Б. читал надпись на картуше: «Domus propria domus optima» – «Свой дом лучше всех».
– Кто спорит, – сказал К., – сам в Комарове строюсь и так же считаю.
– А третья голова бирюзово-зеленая, кто это? Кто-то конкретный или маска вообще, архитектурная деталь?
– Джулиано Медичи. Тоже лицо знакомое. Портрет боттичеллиевский с опущенными глазами. Микеланджеловский красавчик с гробницы Медичи, тот, что без убора головного. Интересно, что женская маска рядом с ним – голова Минервы.
– Интересно? – переспросил Б., читая надпись на соседнем щите: «Dies diem docet» – «День учит день».
– Когда учит, когда нет. Ça depend. Говорил я о Минерве. Джулиано к одному из турниров заказал Сандро Боттичелли лепной расписной щит с сюжетом «Минерва и Амур», где в виде Минервы изображена была его Прекрасная Дама: то ли и впрямь роман крутили, то ли вприглядку, замужняя синьора была, муж из рода открывшего Америку Америго Веспуччи. Вот она и впрямь лицо всем известное.
– Только не мне.
– И тебе.
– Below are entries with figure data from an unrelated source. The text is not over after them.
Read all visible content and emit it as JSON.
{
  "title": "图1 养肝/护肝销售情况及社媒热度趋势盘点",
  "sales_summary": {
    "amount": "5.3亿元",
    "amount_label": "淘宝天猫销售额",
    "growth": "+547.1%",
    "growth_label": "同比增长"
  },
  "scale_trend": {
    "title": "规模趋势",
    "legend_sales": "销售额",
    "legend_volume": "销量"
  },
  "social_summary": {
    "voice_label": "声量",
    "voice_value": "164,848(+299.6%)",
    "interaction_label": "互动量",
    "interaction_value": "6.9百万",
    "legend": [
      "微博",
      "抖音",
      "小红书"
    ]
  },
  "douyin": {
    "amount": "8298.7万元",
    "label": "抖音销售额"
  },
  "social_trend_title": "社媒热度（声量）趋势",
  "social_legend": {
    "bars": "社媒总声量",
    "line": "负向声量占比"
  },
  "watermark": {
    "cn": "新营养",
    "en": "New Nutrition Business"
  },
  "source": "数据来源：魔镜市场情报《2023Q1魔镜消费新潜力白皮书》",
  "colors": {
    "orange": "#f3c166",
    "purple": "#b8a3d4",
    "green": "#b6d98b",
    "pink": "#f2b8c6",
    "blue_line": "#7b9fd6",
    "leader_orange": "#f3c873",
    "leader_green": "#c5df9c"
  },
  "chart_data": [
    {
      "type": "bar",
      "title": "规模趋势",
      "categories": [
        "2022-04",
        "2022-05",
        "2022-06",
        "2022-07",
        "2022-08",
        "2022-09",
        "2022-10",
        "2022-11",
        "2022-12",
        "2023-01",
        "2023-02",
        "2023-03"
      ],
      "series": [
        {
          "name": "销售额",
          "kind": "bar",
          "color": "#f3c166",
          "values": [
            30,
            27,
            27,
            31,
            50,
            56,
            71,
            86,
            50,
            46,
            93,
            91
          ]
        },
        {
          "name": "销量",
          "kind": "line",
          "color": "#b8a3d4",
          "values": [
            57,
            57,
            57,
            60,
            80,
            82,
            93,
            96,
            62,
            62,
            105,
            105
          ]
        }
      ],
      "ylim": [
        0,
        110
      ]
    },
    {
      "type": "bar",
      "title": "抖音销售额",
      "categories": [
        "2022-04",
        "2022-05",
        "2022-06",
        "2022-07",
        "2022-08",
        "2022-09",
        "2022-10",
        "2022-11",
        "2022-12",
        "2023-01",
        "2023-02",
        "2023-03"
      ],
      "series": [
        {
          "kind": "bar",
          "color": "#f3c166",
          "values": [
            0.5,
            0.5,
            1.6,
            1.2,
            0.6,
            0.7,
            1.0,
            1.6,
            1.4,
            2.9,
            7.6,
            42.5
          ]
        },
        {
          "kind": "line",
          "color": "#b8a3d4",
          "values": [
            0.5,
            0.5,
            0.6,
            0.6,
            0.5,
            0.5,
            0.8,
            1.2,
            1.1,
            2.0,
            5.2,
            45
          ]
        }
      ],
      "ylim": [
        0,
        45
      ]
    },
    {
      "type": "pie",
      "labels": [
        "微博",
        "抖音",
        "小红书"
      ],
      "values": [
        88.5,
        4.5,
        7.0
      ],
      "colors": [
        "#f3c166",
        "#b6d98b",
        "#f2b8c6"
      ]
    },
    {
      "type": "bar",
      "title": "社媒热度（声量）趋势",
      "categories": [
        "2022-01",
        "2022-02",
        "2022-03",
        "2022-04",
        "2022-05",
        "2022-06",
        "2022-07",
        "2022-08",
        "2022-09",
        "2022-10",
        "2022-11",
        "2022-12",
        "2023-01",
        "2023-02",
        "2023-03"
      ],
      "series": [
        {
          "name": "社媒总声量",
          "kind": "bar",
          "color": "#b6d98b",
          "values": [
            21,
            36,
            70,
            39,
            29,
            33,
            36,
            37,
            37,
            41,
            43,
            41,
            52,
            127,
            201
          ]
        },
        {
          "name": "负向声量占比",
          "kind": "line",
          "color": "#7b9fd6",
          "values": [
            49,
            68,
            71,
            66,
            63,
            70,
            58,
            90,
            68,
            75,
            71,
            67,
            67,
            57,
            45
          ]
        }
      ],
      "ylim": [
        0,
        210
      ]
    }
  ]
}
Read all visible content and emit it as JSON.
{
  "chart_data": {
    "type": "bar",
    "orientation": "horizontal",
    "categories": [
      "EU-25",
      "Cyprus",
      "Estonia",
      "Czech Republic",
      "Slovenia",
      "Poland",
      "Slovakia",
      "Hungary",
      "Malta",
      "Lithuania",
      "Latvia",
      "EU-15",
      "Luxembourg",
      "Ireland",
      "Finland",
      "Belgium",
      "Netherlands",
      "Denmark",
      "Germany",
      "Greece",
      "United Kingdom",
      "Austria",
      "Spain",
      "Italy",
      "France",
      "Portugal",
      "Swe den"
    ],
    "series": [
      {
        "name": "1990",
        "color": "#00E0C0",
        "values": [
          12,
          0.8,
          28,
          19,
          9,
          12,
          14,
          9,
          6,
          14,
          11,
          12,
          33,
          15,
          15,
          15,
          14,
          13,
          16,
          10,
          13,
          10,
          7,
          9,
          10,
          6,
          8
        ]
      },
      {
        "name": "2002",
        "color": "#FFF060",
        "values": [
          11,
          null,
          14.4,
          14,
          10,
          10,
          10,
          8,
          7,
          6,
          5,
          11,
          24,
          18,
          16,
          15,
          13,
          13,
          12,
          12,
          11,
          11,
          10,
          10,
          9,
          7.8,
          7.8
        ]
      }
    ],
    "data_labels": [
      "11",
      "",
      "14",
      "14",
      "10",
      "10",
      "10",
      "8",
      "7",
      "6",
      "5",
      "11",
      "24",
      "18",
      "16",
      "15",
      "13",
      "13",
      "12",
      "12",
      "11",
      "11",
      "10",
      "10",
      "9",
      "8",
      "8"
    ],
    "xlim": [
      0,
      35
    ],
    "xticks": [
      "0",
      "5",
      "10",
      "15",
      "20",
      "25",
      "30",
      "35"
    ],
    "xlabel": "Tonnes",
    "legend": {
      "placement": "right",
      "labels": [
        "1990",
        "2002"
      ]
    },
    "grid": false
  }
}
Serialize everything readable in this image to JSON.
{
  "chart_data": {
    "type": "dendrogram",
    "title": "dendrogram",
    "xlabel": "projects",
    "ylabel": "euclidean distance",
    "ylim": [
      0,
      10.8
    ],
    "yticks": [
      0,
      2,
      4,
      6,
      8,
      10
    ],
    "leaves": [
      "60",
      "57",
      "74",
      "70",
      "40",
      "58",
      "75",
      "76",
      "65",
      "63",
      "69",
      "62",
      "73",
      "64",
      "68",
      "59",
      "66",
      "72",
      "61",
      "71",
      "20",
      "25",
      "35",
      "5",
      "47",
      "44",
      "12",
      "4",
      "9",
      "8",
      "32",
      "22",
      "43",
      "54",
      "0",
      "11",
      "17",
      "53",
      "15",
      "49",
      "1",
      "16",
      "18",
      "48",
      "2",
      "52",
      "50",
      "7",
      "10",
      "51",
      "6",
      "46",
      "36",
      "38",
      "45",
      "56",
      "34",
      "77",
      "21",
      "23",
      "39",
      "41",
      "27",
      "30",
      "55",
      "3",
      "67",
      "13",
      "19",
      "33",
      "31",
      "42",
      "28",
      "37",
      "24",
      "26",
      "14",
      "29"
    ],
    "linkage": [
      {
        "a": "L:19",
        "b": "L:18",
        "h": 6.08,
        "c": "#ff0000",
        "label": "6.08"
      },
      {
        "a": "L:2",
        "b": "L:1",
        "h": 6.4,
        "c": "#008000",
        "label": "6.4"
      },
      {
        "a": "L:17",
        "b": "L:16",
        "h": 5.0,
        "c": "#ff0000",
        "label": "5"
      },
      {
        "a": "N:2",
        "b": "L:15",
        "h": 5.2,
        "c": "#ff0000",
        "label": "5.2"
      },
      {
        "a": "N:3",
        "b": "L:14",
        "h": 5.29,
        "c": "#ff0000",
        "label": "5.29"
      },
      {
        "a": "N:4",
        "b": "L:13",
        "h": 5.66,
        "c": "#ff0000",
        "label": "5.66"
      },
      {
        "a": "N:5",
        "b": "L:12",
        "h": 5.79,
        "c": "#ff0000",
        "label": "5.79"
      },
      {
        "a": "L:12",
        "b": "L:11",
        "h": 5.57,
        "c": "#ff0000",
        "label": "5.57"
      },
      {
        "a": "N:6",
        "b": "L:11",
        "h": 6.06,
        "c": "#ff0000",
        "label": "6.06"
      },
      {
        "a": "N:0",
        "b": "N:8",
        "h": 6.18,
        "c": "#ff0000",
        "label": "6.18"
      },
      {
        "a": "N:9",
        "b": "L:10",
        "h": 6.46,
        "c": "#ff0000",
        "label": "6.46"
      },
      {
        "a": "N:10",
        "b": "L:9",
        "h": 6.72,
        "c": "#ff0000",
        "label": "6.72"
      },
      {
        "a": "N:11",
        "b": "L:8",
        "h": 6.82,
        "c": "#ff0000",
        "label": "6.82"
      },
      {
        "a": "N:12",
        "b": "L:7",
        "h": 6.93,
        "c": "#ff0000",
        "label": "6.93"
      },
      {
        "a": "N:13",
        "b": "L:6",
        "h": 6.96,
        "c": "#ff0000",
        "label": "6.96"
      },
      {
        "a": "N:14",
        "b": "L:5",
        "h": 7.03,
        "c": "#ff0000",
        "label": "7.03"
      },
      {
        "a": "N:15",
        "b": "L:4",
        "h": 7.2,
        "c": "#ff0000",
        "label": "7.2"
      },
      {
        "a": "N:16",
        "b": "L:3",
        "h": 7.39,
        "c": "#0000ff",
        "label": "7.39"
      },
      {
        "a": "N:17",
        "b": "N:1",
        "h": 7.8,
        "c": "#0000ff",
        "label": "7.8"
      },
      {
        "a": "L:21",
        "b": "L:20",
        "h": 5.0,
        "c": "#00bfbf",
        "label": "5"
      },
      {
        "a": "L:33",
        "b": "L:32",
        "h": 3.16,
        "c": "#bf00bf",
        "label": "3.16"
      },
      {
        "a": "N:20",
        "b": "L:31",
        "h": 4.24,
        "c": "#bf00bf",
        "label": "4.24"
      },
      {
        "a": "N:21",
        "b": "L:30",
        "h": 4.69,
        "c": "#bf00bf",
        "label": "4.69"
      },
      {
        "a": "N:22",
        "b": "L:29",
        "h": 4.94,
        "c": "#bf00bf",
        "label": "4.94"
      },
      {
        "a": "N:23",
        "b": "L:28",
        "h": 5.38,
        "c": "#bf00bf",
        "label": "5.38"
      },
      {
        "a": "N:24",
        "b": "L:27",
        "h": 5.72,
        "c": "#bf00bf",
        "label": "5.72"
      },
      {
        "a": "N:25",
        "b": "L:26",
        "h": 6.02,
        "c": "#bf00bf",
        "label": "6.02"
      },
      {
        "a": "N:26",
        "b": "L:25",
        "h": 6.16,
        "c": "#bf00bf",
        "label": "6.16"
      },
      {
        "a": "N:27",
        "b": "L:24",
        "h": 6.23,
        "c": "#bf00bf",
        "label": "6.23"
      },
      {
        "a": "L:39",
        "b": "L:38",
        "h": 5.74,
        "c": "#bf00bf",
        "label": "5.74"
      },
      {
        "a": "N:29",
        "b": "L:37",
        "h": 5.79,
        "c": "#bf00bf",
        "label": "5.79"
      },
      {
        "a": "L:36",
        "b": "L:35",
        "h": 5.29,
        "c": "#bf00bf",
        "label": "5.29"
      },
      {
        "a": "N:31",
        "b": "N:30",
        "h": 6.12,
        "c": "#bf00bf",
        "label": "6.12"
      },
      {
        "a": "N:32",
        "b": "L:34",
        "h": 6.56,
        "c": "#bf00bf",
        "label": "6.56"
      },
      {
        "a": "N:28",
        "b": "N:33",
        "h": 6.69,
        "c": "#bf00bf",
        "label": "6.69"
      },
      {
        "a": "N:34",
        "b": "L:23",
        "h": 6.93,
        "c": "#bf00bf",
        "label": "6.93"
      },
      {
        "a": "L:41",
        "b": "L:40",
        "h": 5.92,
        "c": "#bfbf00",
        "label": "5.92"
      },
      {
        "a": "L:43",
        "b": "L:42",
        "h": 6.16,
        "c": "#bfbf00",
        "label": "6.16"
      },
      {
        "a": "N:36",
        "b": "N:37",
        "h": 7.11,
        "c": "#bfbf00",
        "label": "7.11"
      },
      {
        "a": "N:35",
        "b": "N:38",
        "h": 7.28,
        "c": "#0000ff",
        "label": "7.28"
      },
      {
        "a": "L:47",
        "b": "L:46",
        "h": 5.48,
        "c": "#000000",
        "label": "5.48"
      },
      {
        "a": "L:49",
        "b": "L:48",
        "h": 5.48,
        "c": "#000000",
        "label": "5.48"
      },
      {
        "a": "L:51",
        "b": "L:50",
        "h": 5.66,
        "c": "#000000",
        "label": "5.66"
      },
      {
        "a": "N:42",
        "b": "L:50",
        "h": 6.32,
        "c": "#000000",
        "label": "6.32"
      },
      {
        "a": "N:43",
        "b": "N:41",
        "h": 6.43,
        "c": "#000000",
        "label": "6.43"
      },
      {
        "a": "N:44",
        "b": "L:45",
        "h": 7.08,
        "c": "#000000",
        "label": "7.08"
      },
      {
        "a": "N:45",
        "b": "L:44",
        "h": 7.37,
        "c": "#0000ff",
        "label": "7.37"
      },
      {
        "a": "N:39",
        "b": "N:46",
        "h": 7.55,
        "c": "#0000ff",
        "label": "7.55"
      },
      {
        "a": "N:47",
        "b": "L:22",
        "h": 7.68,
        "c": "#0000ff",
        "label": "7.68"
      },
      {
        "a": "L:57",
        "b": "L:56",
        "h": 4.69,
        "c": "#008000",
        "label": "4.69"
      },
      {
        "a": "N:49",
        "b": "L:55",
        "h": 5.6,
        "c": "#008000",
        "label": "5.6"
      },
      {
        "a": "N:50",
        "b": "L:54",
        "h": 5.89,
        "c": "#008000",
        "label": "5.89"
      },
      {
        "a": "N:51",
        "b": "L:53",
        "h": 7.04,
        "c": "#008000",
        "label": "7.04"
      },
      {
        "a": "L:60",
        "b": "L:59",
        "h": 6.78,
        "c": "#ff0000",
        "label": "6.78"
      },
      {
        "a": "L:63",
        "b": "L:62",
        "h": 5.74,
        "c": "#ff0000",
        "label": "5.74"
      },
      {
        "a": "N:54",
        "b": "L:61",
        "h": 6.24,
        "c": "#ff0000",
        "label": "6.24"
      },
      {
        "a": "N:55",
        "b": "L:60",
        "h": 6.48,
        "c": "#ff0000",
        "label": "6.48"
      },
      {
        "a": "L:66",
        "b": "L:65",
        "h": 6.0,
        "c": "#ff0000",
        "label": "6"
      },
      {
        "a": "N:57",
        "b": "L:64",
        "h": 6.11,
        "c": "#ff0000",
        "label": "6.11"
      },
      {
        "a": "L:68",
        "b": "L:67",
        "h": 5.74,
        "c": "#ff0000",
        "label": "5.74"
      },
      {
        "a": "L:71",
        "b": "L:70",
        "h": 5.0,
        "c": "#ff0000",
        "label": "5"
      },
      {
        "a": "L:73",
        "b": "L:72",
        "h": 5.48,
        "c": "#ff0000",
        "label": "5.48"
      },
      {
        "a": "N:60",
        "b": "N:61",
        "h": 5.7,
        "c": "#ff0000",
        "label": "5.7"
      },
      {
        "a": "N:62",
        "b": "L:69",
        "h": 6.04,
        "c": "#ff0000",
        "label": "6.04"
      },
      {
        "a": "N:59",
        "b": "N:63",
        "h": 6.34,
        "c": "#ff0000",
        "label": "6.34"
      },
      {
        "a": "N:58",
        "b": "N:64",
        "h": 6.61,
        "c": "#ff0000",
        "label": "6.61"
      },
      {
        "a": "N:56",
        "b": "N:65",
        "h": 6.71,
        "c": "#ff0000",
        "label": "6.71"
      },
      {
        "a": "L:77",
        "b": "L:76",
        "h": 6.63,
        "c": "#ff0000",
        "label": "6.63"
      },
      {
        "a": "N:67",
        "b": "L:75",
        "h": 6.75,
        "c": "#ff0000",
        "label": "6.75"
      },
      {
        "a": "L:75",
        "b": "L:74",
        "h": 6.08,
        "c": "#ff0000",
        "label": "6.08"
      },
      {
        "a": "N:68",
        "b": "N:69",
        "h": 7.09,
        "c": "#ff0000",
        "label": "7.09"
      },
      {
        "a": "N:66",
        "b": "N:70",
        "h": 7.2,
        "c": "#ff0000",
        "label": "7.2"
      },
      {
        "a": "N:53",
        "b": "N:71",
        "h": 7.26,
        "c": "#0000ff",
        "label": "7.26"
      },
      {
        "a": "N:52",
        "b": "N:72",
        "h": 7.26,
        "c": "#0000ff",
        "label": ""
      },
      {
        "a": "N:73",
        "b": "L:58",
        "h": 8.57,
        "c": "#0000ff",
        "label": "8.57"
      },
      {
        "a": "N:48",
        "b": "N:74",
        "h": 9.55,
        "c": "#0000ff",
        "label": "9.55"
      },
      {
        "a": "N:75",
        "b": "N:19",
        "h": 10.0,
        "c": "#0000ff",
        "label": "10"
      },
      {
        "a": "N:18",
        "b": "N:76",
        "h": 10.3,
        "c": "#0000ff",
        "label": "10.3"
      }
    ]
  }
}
Потому что звали ее Симонетта Веспуччи, она – все женщины картин Боттичелли, все и каждая, все девы «Весны», Венера, Клеопатра, собственно Симонетта с посмертной парсуны. Художник был на ней помешан, когда она от чахотки умерла в двадцать три года, завещал, чтобы его похоронили рядом с нею, в той же церкви, что и было исполнено через тридцать четыре года. А Джулиано, натурального (или все же платонического?) возлюбленного Симонетты, убили ровно через два года после ее гибели, число в число. Такие вот персонажи. Плюс обожаемые модерном сатиры. Сов что-то не вижу с лебедями. В этой керамической компании хоть какую-то связь я в итоге усмотрел. А вообще мастера модерна собирали немыслимые сборища на фасадах чудесных домов своих, натуральный сбродный молебен: что вместе делают, почему рядом очутились – неведомо, как во сне с перепою. Ты замечал, кто взору явлен на сером доме на углу Большой Подьяческой и Фонтанки? Римский воин, рыцарь Сиона, ракушечные монстры, ундины, сокол, змею закогтивший. На Елисеевском магазине – Промышленность, Наука, Торговля и Искусство в оперных одеяниях, с детсадовскими младенцами. На фасадах Петроградской – любимые дамы с распущенными волосами, превращающимися в водоросли и побеги, иногда от дам одни головы; скифы, египтяне, лучники, стриженные в скобку; о фауне только вспомни, летучие мыши, ящерицы, жабы, крокодилы, пауки, драконы, львы, кошки, но главное – птицы: совы, филины, соколы, голуби, лебеди и орлы. Гости съезжались на дачу, хотя никто их, собственно говоря, не звал. Утопали в растительности – стебли, водоросли, листва, лилии, кувшинки, бутоны. Я, когда на архитектурном учился, очень увлекался модерном. Этот дом – мой старый знакомый. Но если на зданиях людей побогаче каменные сады, тут натуральный. Флора модерна двойственная. То сад райский, то зловещий, не к ночи будь помянутый. А наш сад – сам двойной. Пойдем посмотрим. Двойной он, как лежащие песочные часы.